Incluso obras que son lite­rales en su denuncia contra el sistema, contra sus conse­cuencias en la ecología y en la vida, siguen estando al servi­cio de la especulación finan­ciera, que a la hora de com­prar o financiar una obra ni siquiera se plantea la cues­tión del gusto; solo calcula las posibilidades de aumentar su valor económico.

“Cuando lo institucional le abre la puerta a ciertas expre­siones francamente antiins­titucionales, cabe la pregunta de hasta qué punto uno de los extremos impone las reglas al otro, quién se beneficia más de esos intercambios”, se interroga el autor.

MÁS ALLÁ DEL ARTE

Muchos de los problemas que aquejan a artistas se compar­ten con el resto de personas, los espectadores o los indife­rentes. Hoy podríamos ase­gurar que toda la comunica­ción entre personas reales o jurídicas se da regularmente a través de plataformas pri­vadas.

Se usan apps para pedir pro­ductos y servicios, cobrar y pagar, incluso para avisar que estamos en la puerta en lugar de tocar el timbre.

Aunque internet crea la ilu­sión de espacio democrá­tico e inmaterial, el libro nos recuerda que en verdad este está determinado en gran medida por “el mundo real”.

Por una parte, las mismas marcas que establecen pautas de moda en la vida analógica transportan su halo en cola­boraciones con artistas digi­tales, humanos o animados.

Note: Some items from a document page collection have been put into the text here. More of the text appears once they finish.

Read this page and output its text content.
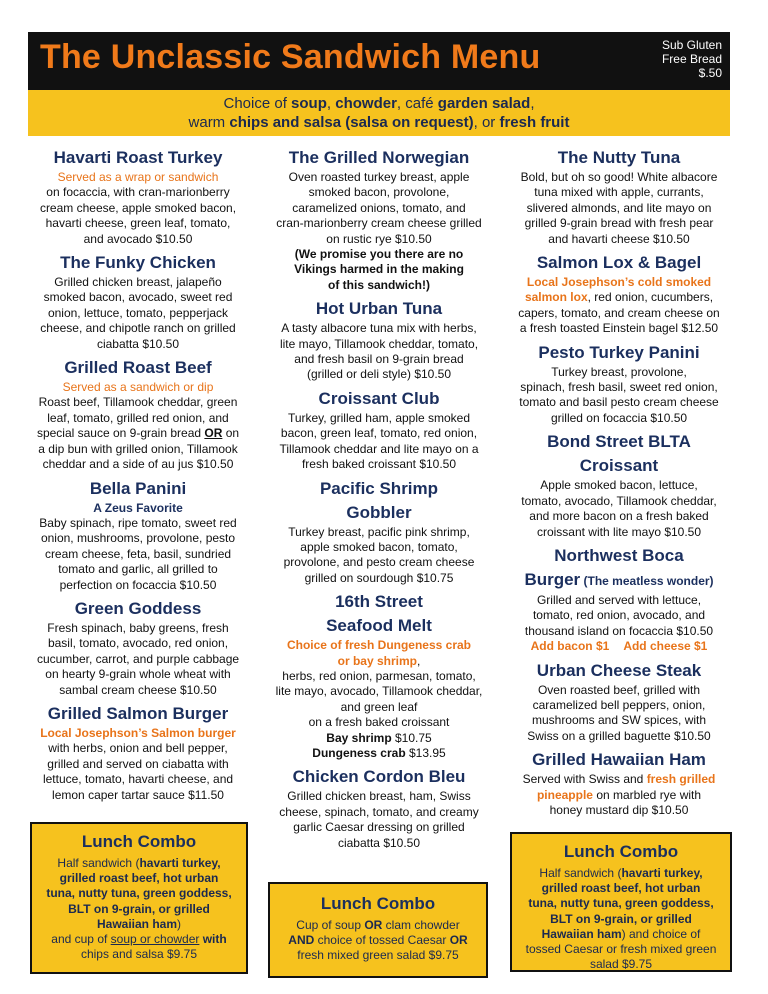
The Unclassic Sandwich Menu	Sub Gluten
Free Bread
$.50
Choice of soup, chowder, café garden salad,
warm chips and salsa (salsa on request), or fresh fruit
Havarti Roast Turkey
Served as a wrap or sandwich
on focaccia, with cran-marionberry
cream cheese, apple smoked bacon,
havarti cheese, green leaf, tomato,
and avocado $10.50
The Funky Chicken
Grilled chicken breast, jalapeño
smoked bacon, avocado, sweet red
onion, lettuce, tomato, pepperjack
cheese, and chipotle ranch on grilled
ciabatta $10.50
Grilled Roast Beef
Served as a sandwich or dip
Roast beef, Tillamook cheddar, green
leaf, tomato, grilled red onion, and
special sauce on 9-grain bread OR on
a dip bun with grilled onion, Tillamook
cheddar and a side of au jus $10.50
Bella Panini
A Zeus Favorite
Baby spinach, ripe tomato, sweet red
onion, mushrooms, provolone, pesto
cream cheese, feta, basil, sundried
tomato and garlic, all grilled to
perfection on focaccia $10.50
Green Goddess
Fresh spinach, baby greens, fresh
basil, tomato, avocado, red onion,
cucumber, carrot, and purple cabbage
on hearty 9-grain whole wheat with
sambal cream cheese $10.50
Grilled Salmon Burger
Local Josephson’s Salmon burger
with herbs, onion and bell pepper,
grilled and served on ciabatta with
lettuce, tomato, havarti cheese, and
lemon caper tartar sauce $11.50
Lunch Combo
Half sandwich (havarti turkey,
grilled roast beef, hot urban
tuna, nutty tuna, green goddess,
BLT on 9-grain, or grilled
Hawaiian ham)
and cup of soup or chowder with
chips and salsa $9.75
The Grilled Norwegian
Oven roasted turkey breast, apple
smoked bacon, provolone,
caramelized onions, tomato, and
cran-marionberry cream cheese grilled
on rustic rye $10.50
(We promise you there are no
Vikings harmed in the making
of this sandwich!)
Hot Urban Tuna
A tasty albacore tuna mix with herbs,
lite mayo, Tillamook cheddar, tomato,
and fresh basil on 9-grain bread
(grilled or deli style) $10.50
Croissant Club
Turkey, grilled ham, apple smoked
bacon, green leaf, tomato, red onion,
Tillamook cheddar and lite mayo on a
fresh baked croissant $10.50
Pacific Shrimp
Gobbler
Turkey breast, pacific pink shrimp,
apple smoked bacon, tomato,
provolone, and pesto cream cheese
grilled on sourdough $10.75
16th Street
Seafood Melt
Choice of fresh Dungeness crab
or bay shrimp,
herbs, red onion, parmesan, tomato,
lite mayo, avocado, Tillamook cheddar,
and green leaf
on a fresh baked croissant
Bay shrimp $10.75
Dungeness crab $13.95
Chicken Cordon Bleu
Grilled chicken breast, ham, Swiss
cheese, spinach, tomato, and creamy
garlic Caesar dressing on grilled
ciabatta $10.50
Lunch Combo
Cup of soup OR clam chowder
AND choice of tossed Caesar OR
fresh mixed green salad $9.75
The Nutty Tuna
Bold, but oh so good! White albacore
tuna mixed with apple, currants,
slivered almonds, and lite mayo on
grilled 9-grain bread with fresh pear
and havarti cheese $10.50
Salmon Lox & Bagel
Local Josephson’s cold smoked
salmon lox, red onion, cucumbers,
capers, tomato, and cream cheese on
a fresh toasted Einstein bagel $12.50
Pesto Turkey Panini
Turkey breast, provolone,
spinach, fresh basil, sweet red onion,
tomato and basil pesto cream cheese
grilled on focaccia $10.50
Bond Street BLTA
Croissant
Apple smoked bacon, lettuce,
tomato, avocado, Tillamook cheddar,
and more bacon on a fresh baked
croissant with lite mayo $10.50
Northwest Boca
Burger (The meatless wonder)
Grilled and served with lettuce,
tomato, red onion, avocado, and
thousand island on focaccia $10.50
Add bacon $1 Add cheese $1
Urban Cheese Steak
Oven roasted beef, grilled with
caramelized bell peppers, onion,
mushrooms and SW spices, with
Swiss on a grilled baguette $10.50
Grilled Hawaiian Ham
Served with Swiss and fresh grilled
pineapple on marbled rye with
honey mustard dip $10.50
Lunch Combo
Half sandwich (havarti turkey,
grilled roast beef, hot urban
tuna, nutty tuna, green goddess,
BLT on 9-grain, or grilled
Hawaiian ham) and choice of
tossed Caesar or fresh mixed green
salad $9.75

Por otro lado, cada dispositivo utiliza energía no renovable en sus componentes, extraí­dos a costa de la destrucción de regiones enteras.

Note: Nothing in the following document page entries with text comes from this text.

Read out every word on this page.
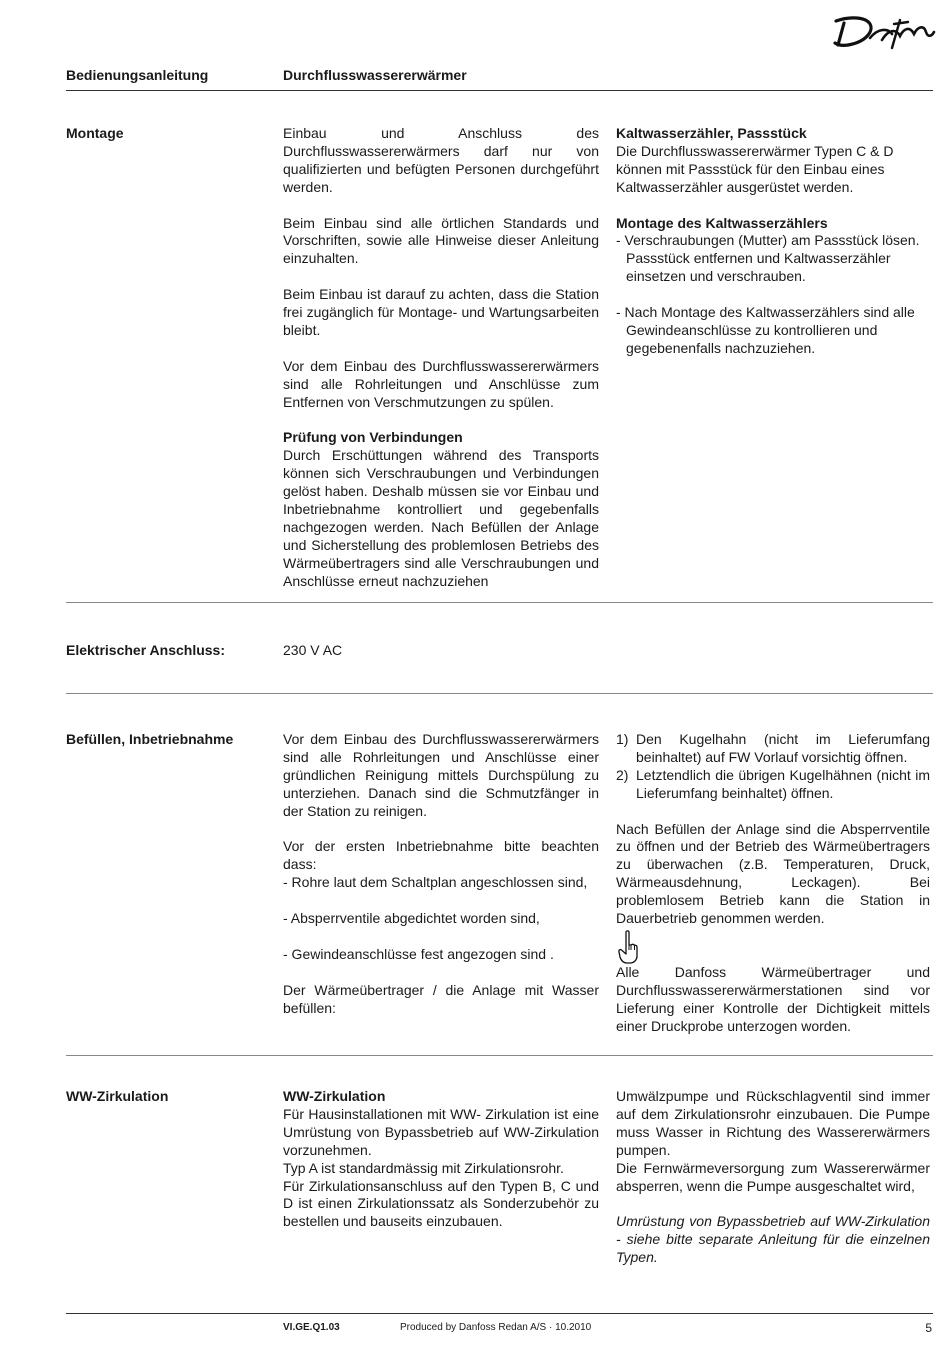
Bedienungsanleitung	Durchflusswassererwärmer
Montage	Einbau und Anschluss des Durchflusswassererwärmers darf nur von qualifizierten und befügten Personen durchgeführt werden.

Beim Einbau sind alle örtlichen Standards und Vorschriften, sowie alle Hinweise dieser Anleitung einzuhalten.

Beim Einbau ist darauf zu achten, dass die Station frei zugänglich für Montage- und Wartungsarbeiten bleibt.

Vor dem Einbau des Durchflusswassererwärmers sind alle Rohrleitungen und Anschlüsse zum Entfernen von Verschmutzungen zu spülen.

Prüfung von Verbindungen

Durch Erschüttungen während des Transports können sich Verschraubungen und Verbindungen gelöst haben. Deshalb müssen sie vor Einbau und Inbetriebnahme kontrolliert und gegebenfalls nachgezogen werden. Nach Befüllen der Anlage und Sicherstellung des problemlosen Betriebs des Wärmeübertragers sind alle Verschraubungen und Anschlüsse erneut nachzuziehen

Kaltwasserzähler, Passstück

Die Durchflusswassererwärmer Typen C & D können mit Passstück für den Einbau eines Kaltwasserzähler ausgerüstet werden.

Montage des Kaltwasserzählers

- Verschraubungen (Mutter) am Passstück lösen. Passstück entfernen und Kaltwasserzähler einsetzen und verschrauben.

- Nach Montage des Kaltwasserzählers sind alle Gewindeanschlüsse zu kontrollieren und gegebenenfalls nachzuziehen.

Elektrischer Anschluss:	230 V AC
Befüllen, Inbetriebnahme	Vor dem Einbau des Durchflusswassererwärmers sind alle Rohrleitungen und Anschlüsse einer gründlichen Reinigung mittels Durchspülung zu unterziehen. Danach sind die Schmutzfänger in der Station zu reinigen.

Vor der ersten Inbetriebnahme bitte beachten dass:

- Rohre laut dem Schaltplan angeschlossen sind,

- Absperrventile abgedichtet worden sind,

- Gewindeanschlüsse fest angezogen sind .

Der Wärmeübertrager / die Anlage mit Wasser befüllen:

1) Den Kugelhahn (nicht im Lieferumfang beinhaltet) auf FW Vorlauf vorsichtig öffnen.
2) Letztendlich die übrigen Kugelhähnen (nicht im Lieferumfang beinhaltet) öffnen.

Nach Befüllen der Anlage sind die Absperrventile zu öffnen und der Betrieb des Wärmeübertragers zu überwachen (z.B. Temperaturen, Druck, Wärmeausdehnung, Leckagen). Bei problemlosem Betrieb kann die Station in Dauerbetrieb genommen werden.

Alle Danfoss Wärmeübertrager und Durchflusswassererwärmerstationen sind vor Lieferung einer Kontrolle der Dichtigkeit mittels einer Druckprobe unterzogen worden.

WW-Zirkulation	WW-Zirkulation
Für Hausinstallationen mit WW- Zirkulation ist eine Umrüstung von Bypassbetrieb auf WW-Zirkulation vorzunehmen.
Typ A ist standardmässig mit Zirkulationsrohr.
Für Zirkulationsanschluss auf den Typen B, C und D ist einen Zirkulationssatz als Sonderzubehör zu bestellen und bauseits einzubauen.
Umwälzpumpe und Rückschlagventil sind immer auf dem Zirkulationsrohr einzubauen. Die Pumpe muss Wasser in Richtung des Wassererwärmers pumpen.

Die Fernwärmeversorgung zum Wassererwärmer absperren, wenn die Pumpe ausgeschaltet wird,

Umrüstung von Bypassbetrieb auf WW-Zirkulation - siehe bitte separate Anleitung für die einzelnen Typen.

VI.GE.Q1.03	Produced by Danfoss Redan A/S · 10.2010	5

Cada click o toque en las pan­tallas implica un trabajo en los servidores de las empre­sas a los que están conectados, dejando huellas importantes en la tierra y el aire.

Además, no hay que olvidar el trabajo precarizado invisibi­lizado detrás de cada empresa de datos.

El desgaste ecológico y humano de cada acción en internet es tal que “podría­mos pensar que reducir la atención robada por apps e influencers sería una medida ecológica”.

¿Y ENTONCES...?

Comparar el arte de hoy con el de otras épocas es un campo minado de prejuicios. Pero considerado como stock, el arte ciertamente no está en mal estado, sino mejor que nunca.

Ante esta situación, el autor pone sobre la mesa la idea de que “no actualizar cier­tas potencias puede ser más creativo que actualizarlas si su único fin es monetización”.

Y volvemos a la primera pre­gunta, en un paisaje tan con­denado de antemano, ¿por qué valdría la pena siquiera entrar en la discusión?

Borisonik no deja de insistir en las dificultades para definir el arte y las multiplica en cada capítulo; pareciera una bús­queda inútil, pero solamente es imposible.

Gobernar, educar, psicoana­lizar y hacer desear son pro­fesiones imposibles, en una lista compuesta por Sigmund Freud y completada por Jac­ques Lacan, nos dice en un capítulo.

Son imposibles en el sentido de que “pueden despertar reti­cencias, son acciones de las que es imposible controlar o cono­cer de antemano los resulta­dos de manera completa”.

Esta imposibilidad misma nos obliga a enunciarla para hacer suscitar justamente lo que no conocemos de ante­mano.